Les implications de la démission surprise de Saad Hariri

Le Premier Ministre Libanais Saad Hariri a annoncé ce samedi 4 novembre 2017 sa démission depuis Ryad en Arabie Saoudite. Cette démission surprise annonce bien de mauvaises nouvelles pour le Pays des Cèdres et pourrait déstabiliser le Liban.

Saad Hariri a accusé l’Iran et le Hezbollah d’inciter au chaos au Liban et dans la région et a également évoqué des craintes sur sa vie, comparant sa situation politique actuelle à celle qui prévalait lors de l’assassinat de son père, le 14 février 2005.

Cependant, certains partis opposés au Premier Ministre Libanais accusent ce dernier d’avoir subi le chantage du Royaume Saoudien, citant notamment les difficultés économiques de ses entreprises saoudiennes.

Cette démission intervient alors que la situation politique libanaise semblait en voie d’être stabilisée, notamment la situation sécuritaire avec la défaite des groupes terroristes Daesh et Al Nosra suite à l’offensive de l’Armée Libanaise durant l’été 2017 et que se multiplient les menaces d’un conflit entre le mouvement chiite Hezbollah et Israël.

Plusieurs dossiers restent ainsi en suspens, notamment celui des réfugiés syriens dont la présence estimée à plus d’un million et demi grève actuellement l’économie libanaise et alors que le Liban vient de nommer un nouvel ambassadeur à Damas.
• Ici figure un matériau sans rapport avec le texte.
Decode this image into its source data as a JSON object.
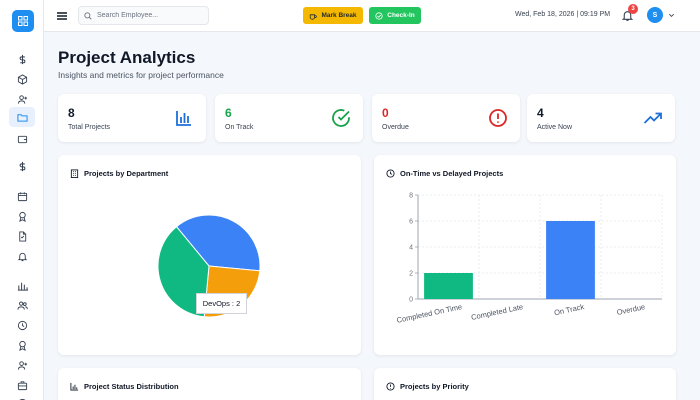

Les appels au retour des réfugiés syriens alors que le mouvement terroriste Daesh semble aller de défaite en défaite se multiplient au sein des partis proches de la Présidence de la République et de ses alliés opposés à celui du Premier Ministre Saad Hariri.
Le Liban pourrait également manquer à l’appel alors que la reconstruction s’annonce en Syrie suite à la défaite de Daesh.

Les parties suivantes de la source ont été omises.